Right as I was ready to get serious about an elimination diet on the packaged GF foods and corn, beans/legumes and nuts, my in-laws decide to plan a beach trip with us.
Which is, don’t get me wrong, very, very sweet. We had a great time.
But I was determined not to use it as an excuse to keep eating things I suspect affect Ada, and some of which I know affect me.
For instance, a certain brand of gluten free bread that I love tests to 12ppm of gluten. When we get it, I can’t keep my hands off of it (a sign its got gluten) and I have ringing ears and am slightly irritable the next day.
So, instead of taking that and some jelly and earth balance… my breakfast staple before I realized all these trace glutens were adding up, I took a bag of sweet potatoes.
I made sure the room had a kitchenette so we weren’t eating out all the time. I took our own pan, glass pan for baking and spatula. I was not going to let a trip deter me! Also… having Ada NOT reacting to a food is important for us being able to drive back without many tears. And we did! We made it the entire way without stopping!
That was also due in part to us upgrading her to a convertible seat, still rear-facing of course, from the infant seat. She seems so much happier now even on short trips, and can sit up more and play with Azita.
When we left Saturday she was VERY rashy and reacting to a food, but we made it. By the time we got back she was barely reacting and napping well, so I feel pretty good about my ability to keep us clean while traveling. Had we eaten out every meal, I doubt this would have happened.
We did go to a local health food store and Payman got some GF bread for him and Azita, but I didn’t have any of it. I did cave on the GF rice tortilla chips though. Those are awesomely awesome.
I don’t get to enjoy the beach quite the way I could before I had no kids, or even one kid, but I’m totally okay with that. I didn’t swim in the ocean, but walks along the beach with the baby in the sling do it for me. I just find the waves and breeze ridiculously relaxing.
One morning, I turned to Payman, as I was stuck in bed so Ada didn’t wake up, and said,”When they are 5 and 7 I am going to the beach in the morning by myself and swimming and doing yoga and you are keeping the kids and not complaining.”
Of course, he smiled and said he wouldn’t complain.
Our last night there, Azita had passed out in exhaustion from going to the pool with Payman, and I took Ada and just walked the beach with her. I sang her this quote to help her relax for bed time… it seemed fitting:
O wayfarer in the path of God! Take thou thy portion of the ocean of His grace, and deprive not thyself of the things that lie hidden in its depths. Be thou of them that have partaken of its treasures. A dewdrop out of this ocean would, if shed upon all that are in the heavens and on the earth, suffice to enrich them with the bounty of God, the Almighty, the All-Knowing, the All-Wise.
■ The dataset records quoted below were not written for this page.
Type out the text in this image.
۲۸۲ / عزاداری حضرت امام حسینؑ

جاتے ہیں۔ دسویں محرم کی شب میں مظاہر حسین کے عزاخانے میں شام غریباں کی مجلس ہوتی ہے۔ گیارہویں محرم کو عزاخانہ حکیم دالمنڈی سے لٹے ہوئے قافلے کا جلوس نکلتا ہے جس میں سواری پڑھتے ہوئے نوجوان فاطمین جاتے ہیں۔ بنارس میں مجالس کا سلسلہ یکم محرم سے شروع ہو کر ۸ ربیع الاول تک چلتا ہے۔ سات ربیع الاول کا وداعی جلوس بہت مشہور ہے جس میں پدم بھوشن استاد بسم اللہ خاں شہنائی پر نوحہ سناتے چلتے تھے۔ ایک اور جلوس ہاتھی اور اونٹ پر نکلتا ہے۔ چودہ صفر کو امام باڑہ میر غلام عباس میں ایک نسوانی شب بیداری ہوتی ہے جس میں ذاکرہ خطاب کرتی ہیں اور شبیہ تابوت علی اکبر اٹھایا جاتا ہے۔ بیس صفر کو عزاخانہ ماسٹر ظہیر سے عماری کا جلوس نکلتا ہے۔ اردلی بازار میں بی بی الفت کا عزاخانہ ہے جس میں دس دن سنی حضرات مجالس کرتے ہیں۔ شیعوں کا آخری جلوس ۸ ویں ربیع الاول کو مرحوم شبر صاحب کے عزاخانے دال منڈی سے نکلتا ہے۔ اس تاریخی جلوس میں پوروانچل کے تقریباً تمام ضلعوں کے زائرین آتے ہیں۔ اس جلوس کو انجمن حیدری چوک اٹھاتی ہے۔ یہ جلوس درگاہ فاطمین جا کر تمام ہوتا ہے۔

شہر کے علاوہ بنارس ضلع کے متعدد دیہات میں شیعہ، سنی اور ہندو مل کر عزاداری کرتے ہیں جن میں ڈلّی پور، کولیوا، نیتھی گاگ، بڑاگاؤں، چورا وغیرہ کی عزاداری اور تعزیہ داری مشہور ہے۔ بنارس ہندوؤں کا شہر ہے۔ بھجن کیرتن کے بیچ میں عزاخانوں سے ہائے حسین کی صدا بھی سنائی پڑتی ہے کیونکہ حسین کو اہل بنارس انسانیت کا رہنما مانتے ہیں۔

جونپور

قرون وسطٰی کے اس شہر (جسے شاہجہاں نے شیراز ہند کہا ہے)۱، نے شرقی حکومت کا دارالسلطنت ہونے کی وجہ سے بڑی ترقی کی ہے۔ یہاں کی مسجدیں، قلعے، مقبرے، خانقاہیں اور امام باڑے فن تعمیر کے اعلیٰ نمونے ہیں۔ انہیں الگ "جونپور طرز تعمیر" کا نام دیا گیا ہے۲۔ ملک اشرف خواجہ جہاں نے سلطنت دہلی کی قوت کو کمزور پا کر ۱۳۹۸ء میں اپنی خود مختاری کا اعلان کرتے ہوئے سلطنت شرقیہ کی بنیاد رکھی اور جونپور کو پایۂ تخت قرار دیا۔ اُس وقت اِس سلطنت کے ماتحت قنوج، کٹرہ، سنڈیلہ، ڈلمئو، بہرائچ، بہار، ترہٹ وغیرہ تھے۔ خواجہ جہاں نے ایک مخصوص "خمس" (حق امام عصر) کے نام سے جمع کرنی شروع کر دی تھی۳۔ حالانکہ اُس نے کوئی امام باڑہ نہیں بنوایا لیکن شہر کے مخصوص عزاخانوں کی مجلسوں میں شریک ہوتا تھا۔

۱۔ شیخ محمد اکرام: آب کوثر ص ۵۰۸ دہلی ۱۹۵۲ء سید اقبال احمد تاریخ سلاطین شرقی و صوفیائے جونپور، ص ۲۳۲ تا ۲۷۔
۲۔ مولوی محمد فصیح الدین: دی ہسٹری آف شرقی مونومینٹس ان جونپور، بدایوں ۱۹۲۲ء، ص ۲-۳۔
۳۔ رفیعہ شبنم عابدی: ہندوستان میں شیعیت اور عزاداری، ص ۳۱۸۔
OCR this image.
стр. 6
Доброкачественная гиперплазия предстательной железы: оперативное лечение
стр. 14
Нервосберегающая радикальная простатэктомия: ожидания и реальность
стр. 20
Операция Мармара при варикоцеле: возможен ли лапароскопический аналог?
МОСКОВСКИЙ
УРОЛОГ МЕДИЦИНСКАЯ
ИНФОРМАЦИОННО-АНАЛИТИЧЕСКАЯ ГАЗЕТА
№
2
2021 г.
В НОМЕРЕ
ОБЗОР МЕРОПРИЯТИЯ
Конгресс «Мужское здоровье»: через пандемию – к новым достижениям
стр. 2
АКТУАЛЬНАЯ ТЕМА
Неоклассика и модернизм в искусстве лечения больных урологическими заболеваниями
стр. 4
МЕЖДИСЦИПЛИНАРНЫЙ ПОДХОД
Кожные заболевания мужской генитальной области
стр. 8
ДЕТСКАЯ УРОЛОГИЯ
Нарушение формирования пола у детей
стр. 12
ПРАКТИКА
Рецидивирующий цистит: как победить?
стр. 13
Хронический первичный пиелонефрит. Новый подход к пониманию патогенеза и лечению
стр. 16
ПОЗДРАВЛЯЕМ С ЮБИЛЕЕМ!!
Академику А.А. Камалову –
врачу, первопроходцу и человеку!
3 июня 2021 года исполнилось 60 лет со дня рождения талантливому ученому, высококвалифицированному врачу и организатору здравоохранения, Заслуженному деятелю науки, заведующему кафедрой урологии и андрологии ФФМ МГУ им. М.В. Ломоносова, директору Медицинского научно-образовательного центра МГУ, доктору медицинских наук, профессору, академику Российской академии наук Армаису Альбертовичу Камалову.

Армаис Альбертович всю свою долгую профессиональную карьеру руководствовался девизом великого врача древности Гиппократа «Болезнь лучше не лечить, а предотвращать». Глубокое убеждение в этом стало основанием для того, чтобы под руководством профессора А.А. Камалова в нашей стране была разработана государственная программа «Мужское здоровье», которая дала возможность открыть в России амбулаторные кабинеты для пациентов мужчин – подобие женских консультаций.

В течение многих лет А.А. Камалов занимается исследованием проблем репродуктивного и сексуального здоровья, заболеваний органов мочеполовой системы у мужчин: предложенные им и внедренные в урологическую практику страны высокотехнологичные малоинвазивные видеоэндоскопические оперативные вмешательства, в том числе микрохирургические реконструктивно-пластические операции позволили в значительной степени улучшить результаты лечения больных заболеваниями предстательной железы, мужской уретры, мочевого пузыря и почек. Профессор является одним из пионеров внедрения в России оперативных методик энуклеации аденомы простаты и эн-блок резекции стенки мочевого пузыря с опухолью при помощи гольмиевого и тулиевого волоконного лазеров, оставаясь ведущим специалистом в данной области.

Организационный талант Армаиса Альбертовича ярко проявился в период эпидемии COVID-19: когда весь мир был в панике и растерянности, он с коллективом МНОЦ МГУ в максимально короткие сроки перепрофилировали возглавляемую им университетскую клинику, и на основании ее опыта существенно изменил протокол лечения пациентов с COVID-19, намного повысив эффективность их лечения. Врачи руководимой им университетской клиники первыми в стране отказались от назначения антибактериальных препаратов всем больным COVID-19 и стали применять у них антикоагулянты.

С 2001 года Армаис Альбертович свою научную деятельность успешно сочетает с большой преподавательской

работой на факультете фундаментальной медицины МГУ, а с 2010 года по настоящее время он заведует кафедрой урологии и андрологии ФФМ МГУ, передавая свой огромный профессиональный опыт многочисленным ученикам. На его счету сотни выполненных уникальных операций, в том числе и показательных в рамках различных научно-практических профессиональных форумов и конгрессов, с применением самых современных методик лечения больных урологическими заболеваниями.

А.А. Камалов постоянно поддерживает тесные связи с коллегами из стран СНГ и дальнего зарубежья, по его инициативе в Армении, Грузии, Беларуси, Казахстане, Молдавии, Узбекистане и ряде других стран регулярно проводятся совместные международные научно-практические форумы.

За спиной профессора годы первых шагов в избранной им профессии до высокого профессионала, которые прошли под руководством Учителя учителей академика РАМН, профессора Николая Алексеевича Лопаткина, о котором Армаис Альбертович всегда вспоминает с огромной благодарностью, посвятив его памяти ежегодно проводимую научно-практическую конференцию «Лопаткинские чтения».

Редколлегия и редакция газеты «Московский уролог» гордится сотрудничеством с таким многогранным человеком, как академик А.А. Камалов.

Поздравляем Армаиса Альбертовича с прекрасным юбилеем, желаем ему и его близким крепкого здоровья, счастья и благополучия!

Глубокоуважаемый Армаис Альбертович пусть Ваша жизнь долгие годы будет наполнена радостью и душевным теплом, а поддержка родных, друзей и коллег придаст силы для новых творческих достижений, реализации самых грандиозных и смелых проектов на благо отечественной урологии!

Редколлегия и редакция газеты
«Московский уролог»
I take this quote to heart in our parenting… I think we are just trying to take our portion and share it with our kids to make the world a happier place. We don’t all know exactly what our portion is all the time, but I think some days its patience I’m being given to handle the kids when things don’t go my way. Other times it’s gratefulness that we get to live where we do with heat and A/C and more than enough food. Some days it creativity to make music and art.
The ability to choose to be happy about what I have in life, eventhough its not all perfect, is part of the ocean of grace that I think I’ve been given.